2. If intimacy with Christ and intimacy and oneness with our spouse are our two highest priorities, then the things we read in books and on the internet in a given day ought to mostly support those two pursuits.
3. Confession of this tendency to care more about what men think than what my wife thinks and feels must be made to those we are in covenant relationship with. This tendency must be seen as evil and perverse and spoken of as such with those who have ears to hear or its tentacles will not be broken.
4. The right to stay up on political and sports and cultural goings on in our society needs to die.

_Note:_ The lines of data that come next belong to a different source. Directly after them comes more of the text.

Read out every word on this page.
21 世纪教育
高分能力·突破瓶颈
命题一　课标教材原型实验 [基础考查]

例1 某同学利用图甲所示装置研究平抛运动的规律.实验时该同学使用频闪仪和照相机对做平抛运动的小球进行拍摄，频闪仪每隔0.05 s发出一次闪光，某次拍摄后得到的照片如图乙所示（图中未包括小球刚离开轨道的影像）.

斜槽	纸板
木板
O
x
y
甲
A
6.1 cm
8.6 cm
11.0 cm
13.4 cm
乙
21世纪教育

Times of fasting and abstinence from both our i-phones and our laptops should be a regular part of our lifestyle. While all things may be lawful, they certainly are not profitable (I Cor. 6:12). I have had to come to the conclusion that I do not have the right to be up on these things. If our wives (or husbands) resent our laptops and/or our cell phones, something is probably amiss and needs immediate attention.
5. Finding times and places daily if possible to be alone with Jesus and with one’s spouse – ideally out in nature are crucial. Deep bonding communication cannot be rushed or intruded upon.
6. Ultimately our security, trust and hope must be in our triune living God as the Master Marriage Builder and Restorer. I leave you with this promise to stand on when Oneness seems almost impossible, “After you have suffered for a little while, the God of all grace, who called you to His eternal glory in Christ, will Himself perfect, confirm, strengthen and establish you.” I Peter 5:10
May the Lord restore our foundations in these days for His great glory and praise!